Kids who go on to win such shows have another gamut of emotions to face. The momentary fame, the fortune brought in by the prize money, the media attention, adulation from adults and peer groups are all volatile situations to deal with at that young an age. To handle this, the child needs a very strong and grounded support system on which they enjoy can their glory and also fall back upon when the hype dies down. Not all can be as controlled when situations start spiralling upwards or downwards – which is the graph for any artist. Gaining too much too soon can affect an adult tremendously just as losing it all can lead to severe depression – question then is if children are capable of handling such a see saw of life situations!

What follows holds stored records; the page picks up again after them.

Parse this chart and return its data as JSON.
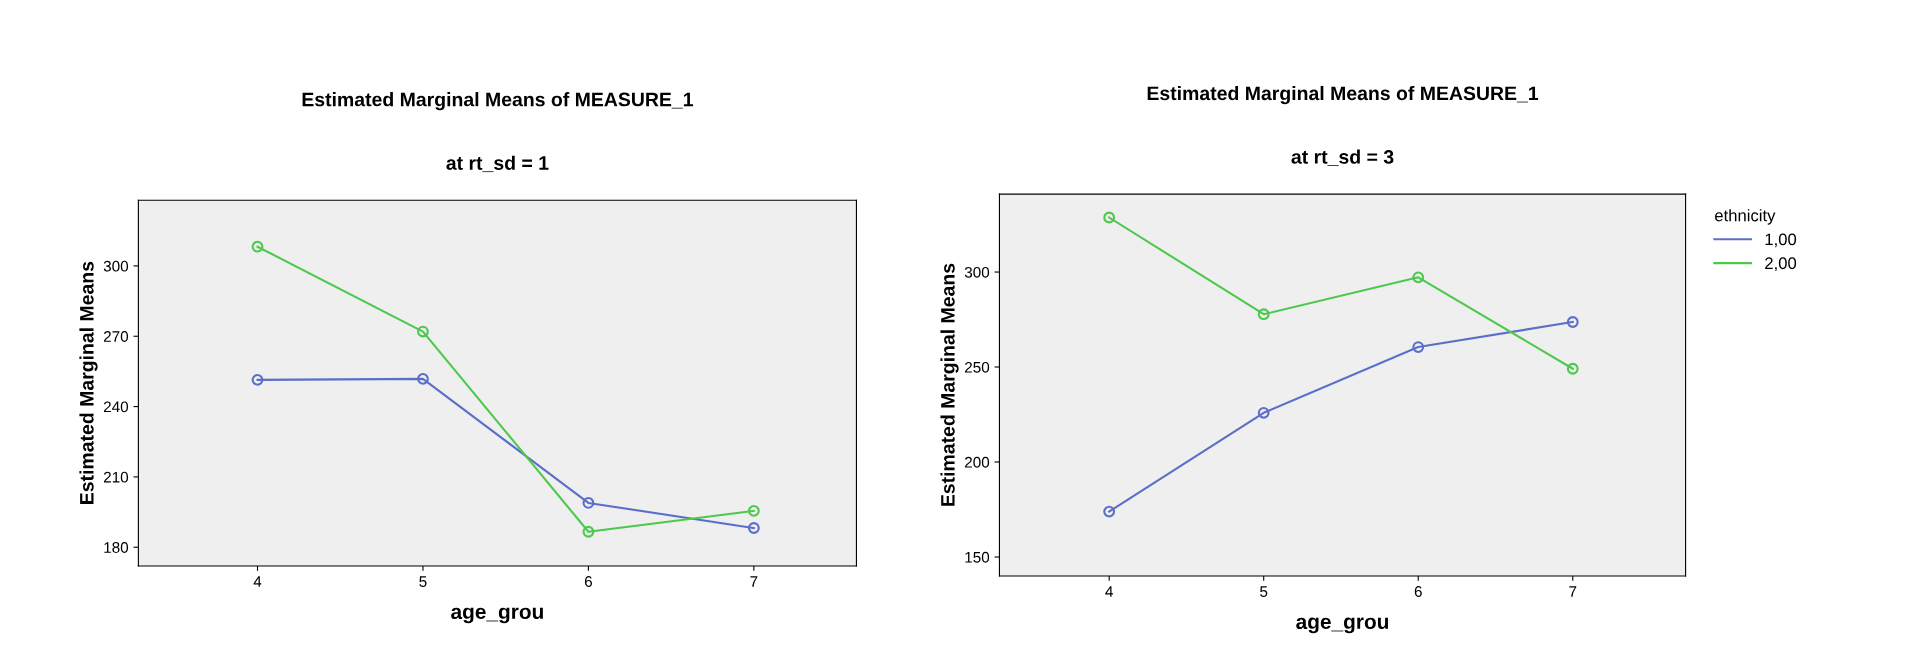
{
  "chart_data": [
    {
      "type": "line",
      "title": "Estimated Marginal Means of MEASURE_1",
      "subtitle": "at rt_sd = 1",
      "xlabel": "age_grou",
      "ylabel": "Estimated Marginal Means",
      "x": [
        4,
        5,
        6,
        7
      ],
      "xlim": [
        3.28,
        7.62
      ],
      "xticks": [
        4,
        5,
        6,
        7
      ],
      "ylim": [
        172,
        328
      ],
      "yticks": [
        180,
        210,
        240,
        270,
        300
      ],
      "marker": "circle",
      "grid": false,
      "legend": false,
      "series": [
        {
          "color": "#5b6fc9",
          "values": [
            251.4,
            251.8,
            198.9,
            188.2
          ]
        },
        {
          "color": "#4cc94c",
          "values": [
            308.2,
            272,
            186.6,
            195.5
          ]
        }
      ]
    },
    {
      "type": "line",
      "title": "Estimated Marginal Means of MEASURE_1",
      "subtitle": "at rt_sd = 3",
      "xlabel": "age_grou",
      "ylabel": "Estimated Marginal Means",
      "x": [
        4,
        5,
        6,
        7
      ],
      "xlim": [
        3.29,
        7.73
      ],
      "xticks": [
        4,
        5,
        6,
        7
      ],
      "ylim": [
        140,
        341
      ],
      "yticks": [
        150,
        200,
        250,
        300
      ],
      "marker": "circle",
      "grid": false,
      "legend": "right",
      "legend_title": "ethnicity",
      "series": [
        {
          "name": "1,00",
          "color": "#5b6fc9",
          "values": [
            173.9,
            225.9,
            260.5,
            273.7
          ]
        },
        {
          "name": "2,00",
          "color": "#4cc94c",
          "values": [
            328.7,
            277.8,
            297.2,
            249.1
          ]
        }
      ]
    }
  ]
}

On the flip side and to allow a democratic argument to the case, there is no denying that there is a pool of genuine talent amongst kids – kids who are passionate about a performance art form and who look at getting somewhere in life, relying on that inherent talent. If parents have the resources, they may be able to allow the kids that opportunity. But for parents who don’t have the contacts or the resources, such talent show platforms are probably the easiest ones available to get their child closer to that dream. It gets their children noticed at a national level and they hope that the show gives the child the leverage to last it out in the industry. Also, these shows come with a good amount of prize money for the winners – which, in case of some parents, facilitates further training of these talented kids so as to help them perfect the art. There are proven instances where children coming out of such talent shows have really achieved that dream of being a performing artist – singers Sunidhi Chauhan and Aishwarya Majumdar to name a couple.
So , instead of completely negating the concept, one hopes that the production houses and television channels figure out a more understanding and encouraging format – one that is child centric and allows the talent to blossom – cutting out all that is detrimental to the emotional stability of the children participants. Oft quoted is the saying “Children are like clay in a potter’s hands” – you give them turmoil and they will be in confusion, you give them encouragement and they will go on learning affirmatively. Additionally, one hopes that there are better forums where genuine talent may be spotted and encouraged without having to go through the exercise of getting trying to get into these shows – a more democratic platform where, at no or an affordable cost, talented child artists can showcase their art form to a world of casting agents, producers, talent hunters, event managers or even established artists or teachers who may want to share their knowledge with promising talent. This could be an option like the ‘matchmytalent’ portal which is looking at showcasing talent online. This opens out the world to the talent, using the world wide web as a tool – all this while sitting in the comfort of one’s home.
Genuine talent, especially in children, needs careful nurturing and a direction in which it can be rightly steered. If the dynamics are figured out, there is no stopping a talented artist – society is forever hungry for new entertainers. The onus lies on us adults, as conscientious parents to these children, as to how we wish to expose our children to this industry – what path we choose to assist them to excel as artists and as people.